Israel Must Stop Draconian Detentions Without Trial

The doubling of the number of Palestinians prisoners in administrative detention over the past year reflects an excessive, illicit use of a means intended only for rare, aberrant cases.

Ofer Prison in the West Bank.
Ofer Prison in the West Bank. Oren Ziv

Doubling the number of prisoners held without trial in Israel over the past year, following the war in the Gaza Strip and the events preceding it, is troubling. It reflects excessive, illicit use of a means intended only for rare, aberrant cases.

Detention without trial must only be practiced as a last resort, when a person presents a security risk at a high level of certainty, and there’s no other way to minimize that risk. Detention without trial is a preventive measure, whose use must be temporary, specific and limited.

Unlike arresting a suspect or imprisoning a person who has been convicted in court, detention without trial is subject to different rules. In most cases the information leading to the detention is not disclosed to the prisoner and his attorney, so it is difficult to defend the detainee from the secret allegations against him.

Detention without trial is not an incarceration for the purpose of investigation, nor is it an arrest of one facing trial. It is a procedure undertaken outside the legal system and without the guarantees, evidence and standards that the legal system requires.

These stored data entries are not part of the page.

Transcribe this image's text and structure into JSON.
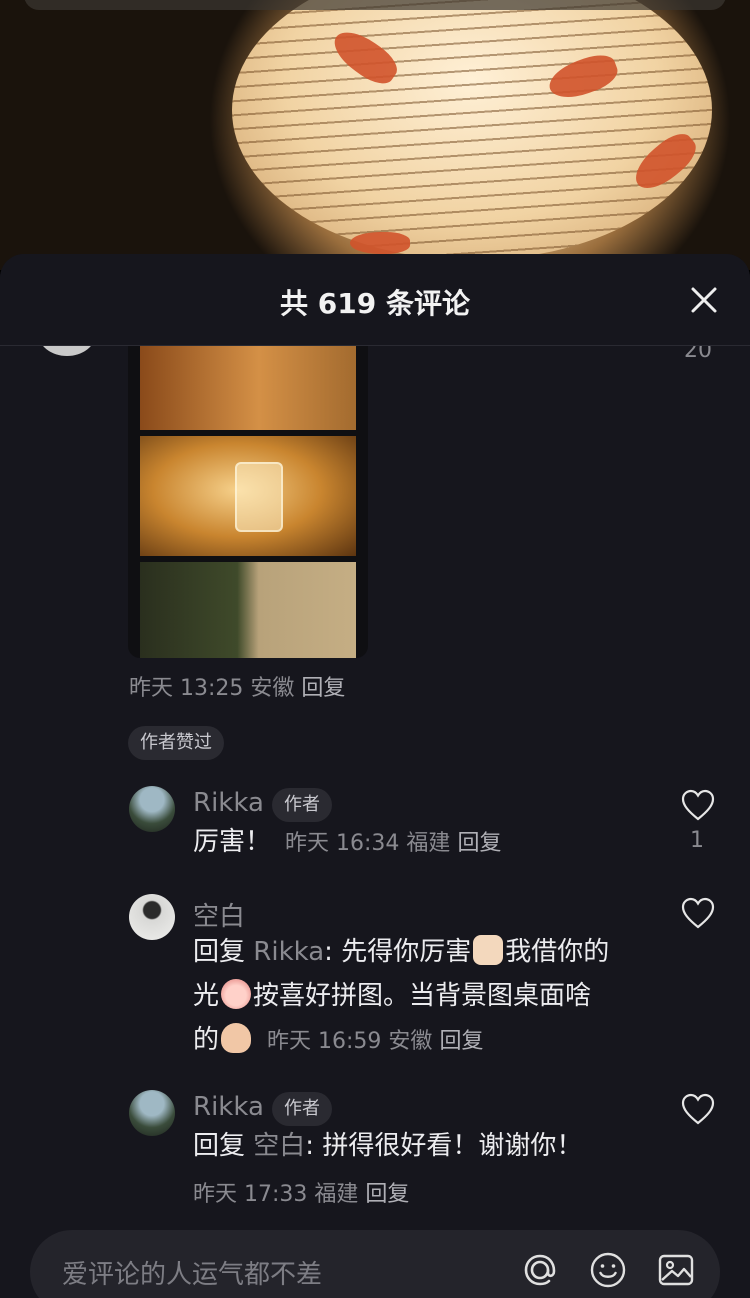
{
  "sheet": {
    "title": "共 619 条评论"
  },
  "top_comment": {
    "like_count": "20",
    "time": "昨天 13:25",
    "location": "安徽",
    "reply_label": "回复",
    "author_liked_badge": "作者赞过"
  },
  "replies": [
    {
      "name": "Rikka",
      "badge": "作者",
      "text": "厉害！",
      "time": "昨天 16:34",
      "location": "福建",
      "reply_label": "回复",
      "like_count": "1"
    },
    {
      "name": "空白",
      "reply_prefix": "回复",
      "reply_target": "Rikka",
      "text_part1": ": 先得你厉害",
      "text_part2": "我借你的",
      "text_part3": "光",
      "text_part4": "按喜好拼图。当背景图桌面啥",
      "text_part5": "的",
      "time": "昨天 16:59",
      "location": "安徽",
      "reply_label": "回复"
    },
    {
      "name": "Rikka",
      "badge": "作者",
      "reply_prefix": "回复",
      "reply_target": "空白",
      "text": ": 拼得很好看！谢谢你！",
      "time": "昨天 17:33",
      "location": "福建",
      "reply_label": "回复"
    }
  ],
  "input": {
    "placeholder": "爱评论的人运气都不差"
  },
  "icons": {
    "close": "close-icon",
    "heart": "heart-icon",
    "at": "at-icon",
    "emoji": "emoji-icon",
    "image": "image-icon"
  }
}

According to the Haaretz report, the sharp rise in detentions without trial stems from the Military Advocate General’s decision to lower the requirements for such detention. This applies especially to cases of people suspected of bringing funds into the West Bank.

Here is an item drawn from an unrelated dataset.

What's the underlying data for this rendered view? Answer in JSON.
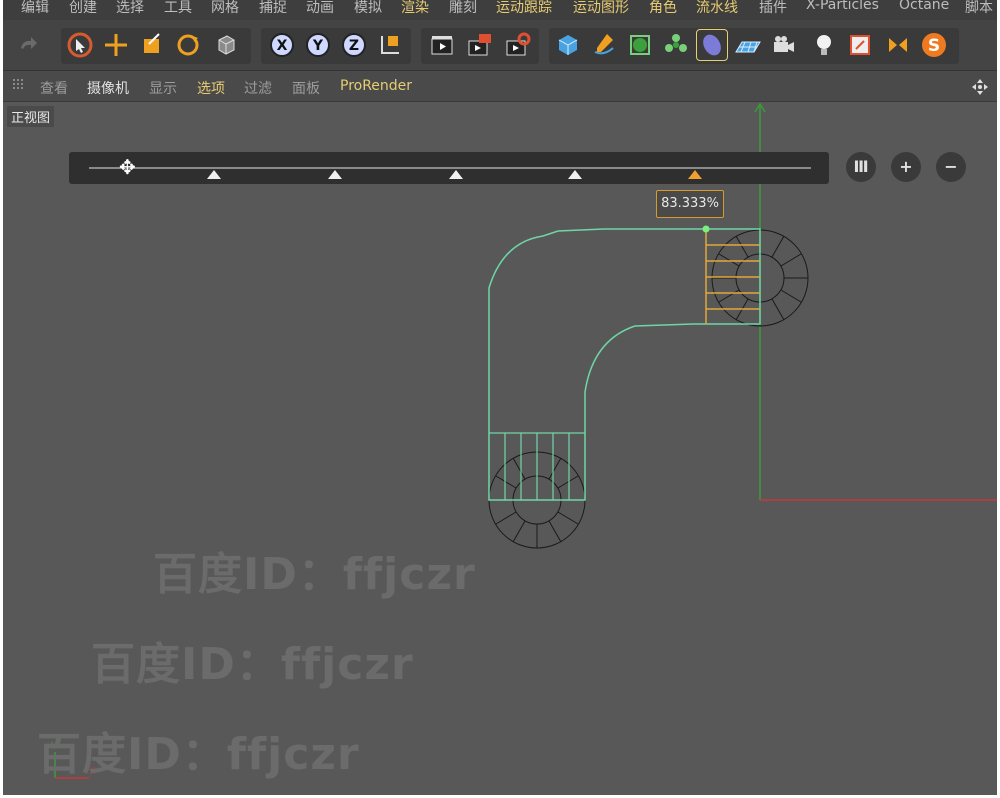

“In the past, a substantial link to terrorist funds was needed [to warrant detention without trial], like practical plans to bring money into the region or similar acts,” a source in the military prosecution said.

“Now minor involvement with the money suffices, such as someone who talked about a plan to bring in money, even if the plan cannot be carried out. Even regarding connections with Hamas, today it’s enough to speak to a Hamas activist overseas to justify detention without trial, without proof of a real, dangerous link,” he said.

The Military Advocate General’s position, that detention without trial is intended to prevent danger that changes according to the circumstances, is not in keeping with the court ruling that this measure can only be justified in cases of near-certainty of danger to state security. The only right way to deal with the suspicion of involvement with terror must be investigation and trial in due legal process.

The wholesale use of detention without trial is a severe breach of the right to liberty, one of the core rights of the Basic Law: Human Dignity and Liberty. The state must restrict this measure to especially grievous and rare cases and stop its current practice immediately.

The attorney general and Military Advocate General must issue a policy in this spirit and not allow sweeping use of a draconian step that enables denying freedom without trial.